Required bandwidth to transport the data can be considerable. Taking video conferencing as one example application, multiple participants may be streaming voice, video, and application data with each of the other participants in real time. Each participant may receive all data streams from all other participants. Each participant may be connected to the conference by a network connection that has a different bandwidth capacity from all other connections. Further, other data traffic is often being carried over the network connections that may be unrelated to the videoconference.
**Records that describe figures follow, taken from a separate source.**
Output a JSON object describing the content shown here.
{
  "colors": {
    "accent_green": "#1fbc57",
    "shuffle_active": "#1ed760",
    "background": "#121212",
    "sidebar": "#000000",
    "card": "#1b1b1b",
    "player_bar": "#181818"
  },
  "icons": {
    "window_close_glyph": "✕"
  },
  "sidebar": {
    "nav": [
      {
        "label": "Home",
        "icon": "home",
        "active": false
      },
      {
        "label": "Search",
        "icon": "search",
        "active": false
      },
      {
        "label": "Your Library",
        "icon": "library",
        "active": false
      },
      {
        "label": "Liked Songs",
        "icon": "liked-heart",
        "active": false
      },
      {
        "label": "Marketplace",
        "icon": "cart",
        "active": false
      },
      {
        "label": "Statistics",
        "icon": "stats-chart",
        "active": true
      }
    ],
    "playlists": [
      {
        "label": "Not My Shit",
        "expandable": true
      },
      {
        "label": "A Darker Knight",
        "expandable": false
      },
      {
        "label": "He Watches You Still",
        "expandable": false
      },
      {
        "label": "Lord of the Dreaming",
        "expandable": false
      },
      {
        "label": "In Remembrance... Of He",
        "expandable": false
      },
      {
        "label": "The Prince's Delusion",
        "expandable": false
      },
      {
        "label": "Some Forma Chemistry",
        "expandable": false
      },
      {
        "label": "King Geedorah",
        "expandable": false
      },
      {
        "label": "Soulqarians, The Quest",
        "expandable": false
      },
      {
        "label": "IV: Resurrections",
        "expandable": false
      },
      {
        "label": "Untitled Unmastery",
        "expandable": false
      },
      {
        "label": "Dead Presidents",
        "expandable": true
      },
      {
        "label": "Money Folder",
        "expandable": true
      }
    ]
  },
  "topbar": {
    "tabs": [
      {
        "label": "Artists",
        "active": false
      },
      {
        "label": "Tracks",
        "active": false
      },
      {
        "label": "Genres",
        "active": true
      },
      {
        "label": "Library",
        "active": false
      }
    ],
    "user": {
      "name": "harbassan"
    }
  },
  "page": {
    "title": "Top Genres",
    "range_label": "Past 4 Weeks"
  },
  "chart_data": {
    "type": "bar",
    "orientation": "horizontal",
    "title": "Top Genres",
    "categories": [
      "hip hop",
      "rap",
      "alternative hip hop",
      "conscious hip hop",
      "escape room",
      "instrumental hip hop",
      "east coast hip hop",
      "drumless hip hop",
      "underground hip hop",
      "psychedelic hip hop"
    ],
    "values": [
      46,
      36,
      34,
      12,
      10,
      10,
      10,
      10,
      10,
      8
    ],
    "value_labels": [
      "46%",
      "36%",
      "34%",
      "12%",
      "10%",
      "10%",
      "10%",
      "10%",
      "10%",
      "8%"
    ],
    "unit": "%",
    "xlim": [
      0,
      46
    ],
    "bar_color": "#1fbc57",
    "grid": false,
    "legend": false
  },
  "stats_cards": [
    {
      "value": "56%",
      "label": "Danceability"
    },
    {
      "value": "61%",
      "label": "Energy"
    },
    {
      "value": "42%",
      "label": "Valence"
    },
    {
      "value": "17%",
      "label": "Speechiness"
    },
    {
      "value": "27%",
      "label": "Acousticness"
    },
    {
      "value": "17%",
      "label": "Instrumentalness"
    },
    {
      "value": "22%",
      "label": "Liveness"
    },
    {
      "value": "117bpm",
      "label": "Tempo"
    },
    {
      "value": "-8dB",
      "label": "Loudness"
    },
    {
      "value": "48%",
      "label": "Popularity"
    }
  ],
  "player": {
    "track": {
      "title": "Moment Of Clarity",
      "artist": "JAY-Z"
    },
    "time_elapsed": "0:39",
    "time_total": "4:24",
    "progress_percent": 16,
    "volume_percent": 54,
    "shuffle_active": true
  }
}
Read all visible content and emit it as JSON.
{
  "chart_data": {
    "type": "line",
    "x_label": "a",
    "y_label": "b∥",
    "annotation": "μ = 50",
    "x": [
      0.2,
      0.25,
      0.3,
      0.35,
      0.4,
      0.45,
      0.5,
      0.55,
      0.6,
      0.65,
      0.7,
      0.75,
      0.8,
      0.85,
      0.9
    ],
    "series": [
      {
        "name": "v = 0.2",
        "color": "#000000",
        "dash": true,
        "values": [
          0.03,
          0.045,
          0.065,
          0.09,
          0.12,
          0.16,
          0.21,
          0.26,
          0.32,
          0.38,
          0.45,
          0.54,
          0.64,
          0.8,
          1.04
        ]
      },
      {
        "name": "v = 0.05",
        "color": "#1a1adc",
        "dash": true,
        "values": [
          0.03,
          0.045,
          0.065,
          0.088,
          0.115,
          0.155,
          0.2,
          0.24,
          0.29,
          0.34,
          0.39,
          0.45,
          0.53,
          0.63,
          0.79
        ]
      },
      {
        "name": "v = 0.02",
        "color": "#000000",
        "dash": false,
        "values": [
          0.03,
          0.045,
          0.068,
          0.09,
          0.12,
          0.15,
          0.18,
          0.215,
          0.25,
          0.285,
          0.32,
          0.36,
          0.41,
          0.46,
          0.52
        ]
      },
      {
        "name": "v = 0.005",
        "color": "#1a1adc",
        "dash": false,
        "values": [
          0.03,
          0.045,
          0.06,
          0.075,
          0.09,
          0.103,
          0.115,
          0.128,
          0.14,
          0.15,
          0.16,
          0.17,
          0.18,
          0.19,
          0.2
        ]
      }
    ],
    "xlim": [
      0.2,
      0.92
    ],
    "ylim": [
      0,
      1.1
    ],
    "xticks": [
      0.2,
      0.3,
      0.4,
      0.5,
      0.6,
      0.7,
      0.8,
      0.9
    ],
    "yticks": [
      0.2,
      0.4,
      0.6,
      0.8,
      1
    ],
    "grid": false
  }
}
To reduce the amount of bandwidth required, compression of data prior to communication may be performed. Software and/or hardware components that perform these steps may be referred to as “coders” and/or “decoders,” and are more commonly known as “codecs.” Codecs may perform other tasks in addition to data compression. Depending on the particular steps that a codec performs, the amount of data to be processed, and other factors, codecs may consume significant processor resources. In the particular case of a video codec, for instance, the demands that a codec places on a processor varies with the size and transmission rate of images. Large images that are communicated at a high frequency require more extensive use of a codec than smaller images communicated at a lower frequency.
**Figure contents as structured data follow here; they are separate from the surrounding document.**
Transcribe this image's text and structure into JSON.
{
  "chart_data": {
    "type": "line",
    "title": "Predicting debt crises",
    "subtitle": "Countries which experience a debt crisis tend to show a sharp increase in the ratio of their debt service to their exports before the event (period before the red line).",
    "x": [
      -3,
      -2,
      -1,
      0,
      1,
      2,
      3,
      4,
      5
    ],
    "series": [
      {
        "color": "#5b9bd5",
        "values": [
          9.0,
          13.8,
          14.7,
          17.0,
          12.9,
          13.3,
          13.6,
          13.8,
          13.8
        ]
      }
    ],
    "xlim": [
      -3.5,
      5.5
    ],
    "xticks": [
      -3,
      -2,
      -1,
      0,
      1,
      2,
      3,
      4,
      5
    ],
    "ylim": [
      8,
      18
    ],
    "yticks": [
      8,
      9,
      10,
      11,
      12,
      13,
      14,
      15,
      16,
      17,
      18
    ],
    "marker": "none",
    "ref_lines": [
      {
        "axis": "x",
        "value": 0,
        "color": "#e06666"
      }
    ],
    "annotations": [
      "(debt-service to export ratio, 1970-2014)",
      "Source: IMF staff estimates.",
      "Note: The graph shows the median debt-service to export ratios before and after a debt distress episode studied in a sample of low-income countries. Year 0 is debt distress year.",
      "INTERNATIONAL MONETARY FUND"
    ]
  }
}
Some steps of data compression performed by codecs are known. Depending on the particular type of data, different compression steps may occur of varying computational complexity. Because video data can be quite voluminous, various schemes of compression have been developed unique to video data. Both temporal and spatial compression may be performed. One example compression scheme is discrete cosign transformation (DCT) compression. Another is referred to as motion detection, or motion vector analysis. Generally, motion detection operates to determine which portion of a video image has changed from a previous image (i.e., what has “moved”). Only the portion of the image that has changed is then communicated, as opposed to the entire image. For example, if a person is speaking in front of a camera, the image from frame to frame may include an unchanging background, with only the speaker's face showing differences. In this case only the pixels of the image that make up the face may be compressed and communicated, with the background remaining constant from frame to frame.
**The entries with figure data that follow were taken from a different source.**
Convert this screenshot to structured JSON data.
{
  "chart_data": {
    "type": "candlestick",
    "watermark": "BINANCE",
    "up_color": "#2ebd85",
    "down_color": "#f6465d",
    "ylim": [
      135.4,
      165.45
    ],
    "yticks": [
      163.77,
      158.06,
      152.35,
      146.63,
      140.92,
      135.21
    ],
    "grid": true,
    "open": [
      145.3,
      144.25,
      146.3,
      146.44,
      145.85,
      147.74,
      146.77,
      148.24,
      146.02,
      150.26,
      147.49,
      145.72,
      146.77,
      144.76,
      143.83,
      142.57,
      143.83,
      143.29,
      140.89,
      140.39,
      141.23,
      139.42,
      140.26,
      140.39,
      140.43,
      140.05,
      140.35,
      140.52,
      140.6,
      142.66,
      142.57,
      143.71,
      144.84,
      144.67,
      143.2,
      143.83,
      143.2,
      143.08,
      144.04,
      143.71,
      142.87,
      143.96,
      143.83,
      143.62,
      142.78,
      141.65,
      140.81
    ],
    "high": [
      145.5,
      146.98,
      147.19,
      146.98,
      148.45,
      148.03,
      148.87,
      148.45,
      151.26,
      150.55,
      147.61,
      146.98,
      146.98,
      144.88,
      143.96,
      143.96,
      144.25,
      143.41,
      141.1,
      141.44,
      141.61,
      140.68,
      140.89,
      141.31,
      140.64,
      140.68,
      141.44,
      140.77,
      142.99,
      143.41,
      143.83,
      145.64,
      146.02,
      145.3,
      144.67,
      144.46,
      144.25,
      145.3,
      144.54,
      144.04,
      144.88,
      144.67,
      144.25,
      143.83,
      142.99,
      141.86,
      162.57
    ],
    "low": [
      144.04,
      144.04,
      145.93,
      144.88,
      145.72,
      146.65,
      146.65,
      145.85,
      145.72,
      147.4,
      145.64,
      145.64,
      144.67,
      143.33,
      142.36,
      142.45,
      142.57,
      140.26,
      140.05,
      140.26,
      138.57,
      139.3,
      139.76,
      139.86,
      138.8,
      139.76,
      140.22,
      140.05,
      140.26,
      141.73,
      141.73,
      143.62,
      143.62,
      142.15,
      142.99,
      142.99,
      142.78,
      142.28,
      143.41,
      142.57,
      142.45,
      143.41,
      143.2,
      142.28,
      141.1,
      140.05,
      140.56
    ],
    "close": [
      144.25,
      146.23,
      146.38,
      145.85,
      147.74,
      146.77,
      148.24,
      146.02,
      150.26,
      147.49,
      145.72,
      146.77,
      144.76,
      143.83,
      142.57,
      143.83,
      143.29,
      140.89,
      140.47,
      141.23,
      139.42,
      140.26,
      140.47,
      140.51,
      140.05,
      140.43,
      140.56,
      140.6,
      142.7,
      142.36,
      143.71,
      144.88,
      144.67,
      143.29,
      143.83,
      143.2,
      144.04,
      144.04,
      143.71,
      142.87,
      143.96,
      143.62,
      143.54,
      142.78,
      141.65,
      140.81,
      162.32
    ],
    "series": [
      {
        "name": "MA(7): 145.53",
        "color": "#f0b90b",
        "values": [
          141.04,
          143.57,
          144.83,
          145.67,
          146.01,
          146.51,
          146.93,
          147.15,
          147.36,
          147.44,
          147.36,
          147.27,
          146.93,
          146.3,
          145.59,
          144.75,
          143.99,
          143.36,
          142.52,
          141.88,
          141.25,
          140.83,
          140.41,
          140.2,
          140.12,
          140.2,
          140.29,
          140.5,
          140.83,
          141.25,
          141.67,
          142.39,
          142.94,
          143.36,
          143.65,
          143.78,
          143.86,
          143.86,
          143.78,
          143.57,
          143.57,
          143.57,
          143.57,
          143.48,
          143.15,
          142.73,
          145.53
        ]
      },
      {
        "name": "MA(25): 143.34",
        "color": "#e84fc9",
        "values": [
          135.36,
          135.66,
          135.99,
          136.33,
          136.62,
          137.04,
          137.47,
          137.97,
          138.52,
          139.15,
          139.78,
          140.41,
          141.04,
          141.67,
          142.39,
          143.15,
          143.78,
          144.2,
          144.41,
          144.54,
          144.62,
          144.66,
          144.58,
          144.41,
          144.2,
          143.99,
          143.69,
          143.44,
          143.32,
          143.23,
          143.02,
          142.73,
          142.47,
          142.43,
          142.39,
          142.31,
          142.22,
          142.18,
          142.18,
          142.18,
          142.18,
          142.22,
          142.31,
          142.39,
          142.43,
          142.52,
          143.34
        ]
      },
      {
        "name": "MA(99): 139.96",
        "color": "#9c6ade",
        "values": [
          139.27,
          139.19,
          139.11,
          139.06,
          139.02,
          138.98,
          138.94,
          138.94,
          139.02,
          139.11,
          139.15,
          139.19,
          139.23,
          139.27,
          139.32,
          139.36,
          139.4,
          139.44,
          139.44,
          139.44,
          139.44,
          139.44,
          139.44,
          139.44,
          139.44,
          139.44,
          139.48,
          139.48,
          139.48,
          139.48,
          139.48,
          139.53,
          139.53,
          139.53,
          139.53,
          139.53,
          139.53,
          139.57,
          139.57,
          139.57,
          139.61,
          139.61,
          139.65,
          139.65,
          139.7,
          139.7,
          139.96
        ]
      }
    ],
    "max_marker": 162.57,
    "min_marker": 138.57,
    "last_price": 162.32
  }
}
Motion detection may be practiced in many different particular steps. Some codecs perform a detailed comparison of frames to determine change (e.g., a codec may “subtract” a second frame from a first to identify differences). Others perform other steps of analysis that may include additional opportunities for data savings. Use of motion vectors, for example, can further reduce the amount of data required to be communicated. In addition to searching an image only for changed portions (i.e., movement), motion vector analysis further attempts to identify a portion of the image that has changed, motion analysis steps may include identifying only the portion of a previous frame that has moved and simply code instructions to duplicate that portion in a new position in a subsequent frame. This may be accomplished, for instance, by calculating motion vectors that describe the movement.
For example, if a speaker is sweeping his arm across the screen as he speaks, a codec performing motion vector analysis may identify that the speaker's arm is shifting from frame to frame and determine the frame by frame shift. Rather than sending updated portions of the image data that include the arm in its new position, the codec will identify the portion of the previous frame that includes the arm and specify motion vectors that describe the direction and distance to shift the arm in the a sequential frame.
Compression steps such as motion vector analysis can be computationally intensive. A search and comparison of frames must be done to identify shifted portions. Further calculations must then be made to derive motion vectors that describe the direction and amount of shift. Generally, motion vector analysis is performed in 1, 2, 4, 8, 16, etc. pixel search areas. The larger the search area, the more computations are required.
These and other steps of video data compression can place extreme demands on processors. Potentially, the processor can reach maximum utilization and cause application failure. Further, even if a maximum level of processor utilization is not reached, excessive video compression calculations can cause a processor to neglect other applications unrelated to the codec that are simultaneously being run. These problems are troublesome for videoconference codecs that may be used by a variety of different machines that utilize different processors and different secondary applications running thereon. In a videoconference with multiple attendees, for example, some participants may be using personal computers with relatively slow processors that must support numerous other simultaneous services and applications, while other participants may have dedicated servers with much more powerful processors. Some of the processors may be able to support intensive video compression analysis, while others of the machines can support only minimal compression.